Wednesday, December 29, 2004

December 29, 2004


An opportunity has been lost. New Year's resolutions could make a buck.

The making of New Year's resolutions is the only modern cultural observance yet to be subverted by avaricious marketers with a view to fleecing us, the unsuspecting public.

The custom has been observed since ancient Babylonian times - when most of the resolutions recorded concerned, not surprisingly considering that culture's fascination with all things agricultural, the returning of borrowed gardening tools.

This makes it older than just about any other of the Big Five: Mother's Day, birthdays, Christmas and Easter. Yet the making of New Year's resolutions remains largely symbolic and uncommercialised.

Strange. How could such an oversight be made given our brave marketers' talent for squeezing a buck out of even the most unlikely of concepts (i.e. the four-blade razor)?

How have they so far failed to exploit the New Year's resolution? Why haven't they conditioned us to feel compelled to buy gifts and cards at this time of the year?


Why are there no New Year's resolution decorations? Where are the movie and fast-food tie-ins?

New Year's resolution cards, for example, could be so much more interesting that the usual tawdry and facile greeting cards we send to each other, and so much more useful, too. Plus, at $4 a card - can you believe we pay that much for a piece of folded card? - they could make someone very rich. (Note to readers: before anyone out there gets any bright ideas, let me slap a great big © on the whole concept.)

Rather than featuring the drooby rhyming noodlings of some bored semi-poet, these cards could actually carry meaningful messages such as:

At this special time of year,
Thinking of you precious dear,
Makes the miles disappear.
PS I'll return the drill on Monday.

These missives could cover the whole greeting card spectrum - from celebration ("woohoo I've found your drill") to bereavement: "At this, the sad passing of your drill (yes, I still can't find it) let us search for consolation in the fact that I'm still pretty confident that I can find your router and maybe even the lawnmower, too, which I'm pretty sure I lent to my brother-in-law."

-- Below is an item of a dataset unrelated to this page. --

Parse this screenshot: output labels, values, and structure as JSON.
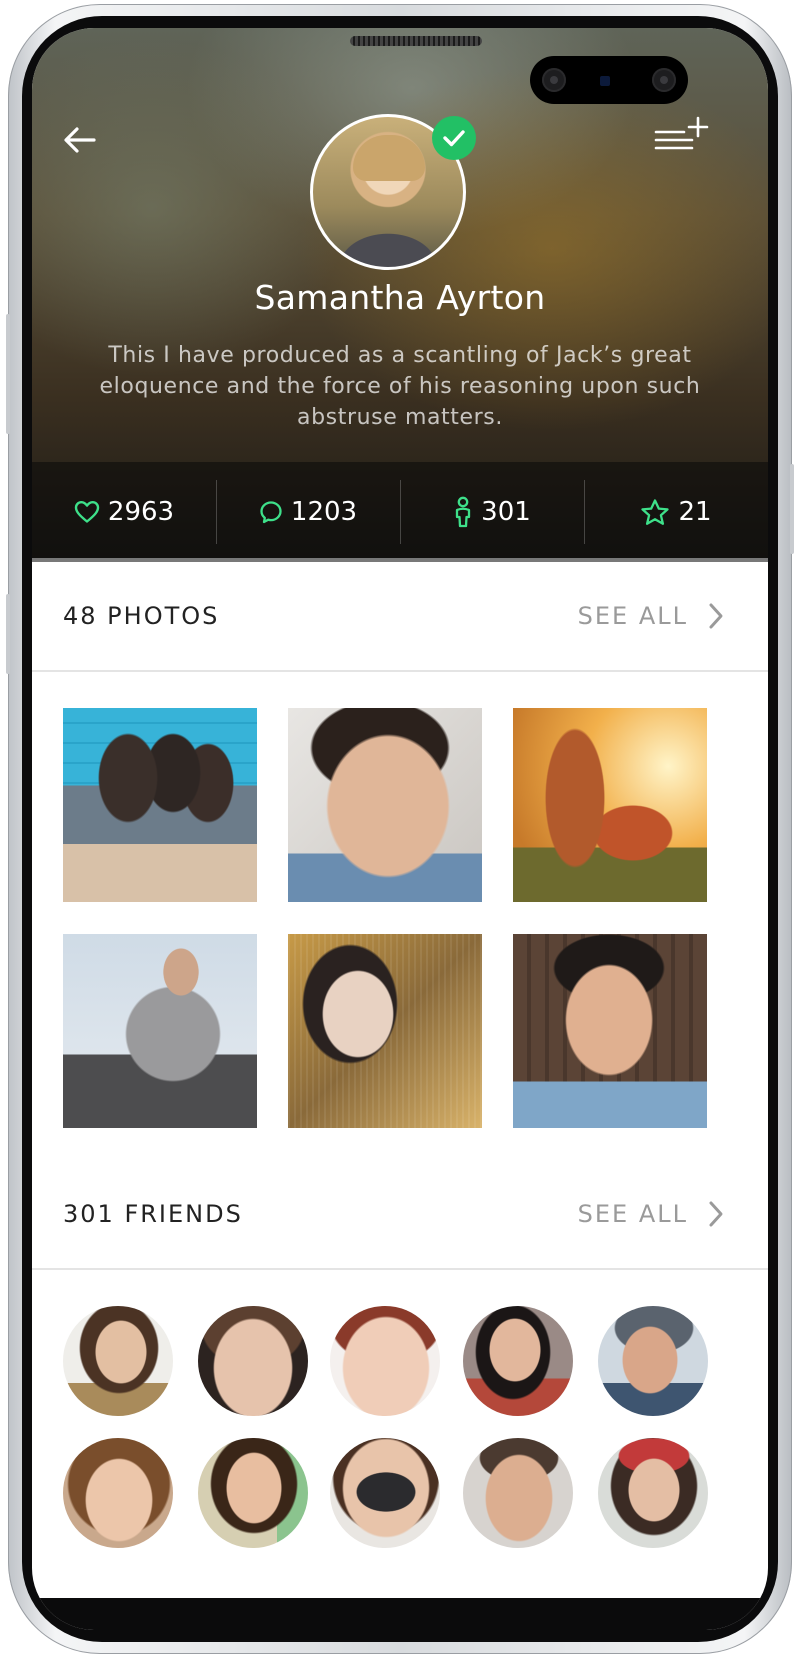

For a personal touch, each card could finish with a resolute little passage along the lines of the following:

I (insert name) resolve never again to commit (insert misdemeanour) and/or to (circle appropriate) make full restitution/ repair/ return/ refrain from continually borrowing your (insert name of article or family member) signed (the guilty party).

Think of the power of good such well-meant messages, delivered at such a propitious time, could bring to our troubled world.

Think of all the grudges that these cards might dispense with.

Think of all the sins that might, upon the receipt of such a card, then be absolved. Think of all the money someone (me) could make out of them.

And what's more, once signed by the resolver, they'd probably serve as a legal contract, too, so next time they hang on to your ladder for six months you can take the buggers to court and sue them.

But the fun doesn't stop there.

What about New Year's resolution gifts: you don't actually have to spend any money as it's not so much about giving as giving back.

Imagine the smiles on their faces as you return that mountain of borrowed CDs. It's no skin off your nose, seeing that you burned your own copies months ago and, besides, ever since the kids put them in the microwave they don't work so well anyway.

But not all resolutions are about the returning of borrowed items, although many of them are (see the Babylonians); some concern the renouncing of bad habits and the shedding of peccadilloes.

What better way then, to keep that spirit of Christmas giving alive just a little bit longer, than by gift-wrapping those cigarettes and bottles of booze you'll never touch again and giving them to someone weaker than yourself for whom those particular vices are still very much pleasures?

This newly minted New Year's Resolution celebration with its "it's better to give back than receive" air of bonhomie could soon come to rival even Christmas as our most commercialised and thoroughly exploited yearly event, if we're all prepared to work at it.

I, for one, am prepared to give it all I've got.

Many Happy Returnings.

2 Comments:

Blogger magz said...

me likey! i think yer on ta something here sis! ( here's yer card)
"I'd shoot yer dawg
If he be Rabid..
So now I'll send ya
My worst habit!"
Please enjoy unwrapping all my booze and cigarettes... but dont open em cause I'm bound to want em back tomorrow....LMAOOOOOO!
My solumn resolution for 2005:
"I resolve to wake up still breathing tomorrow!"
HAPPY NEW YEAR DEAR SIS!

10:21 AM  
Blogger Michelle said...

Magz ~ HAPPY NEW YEAR!!! I ADORE MY BUSINESS CARD BTW!!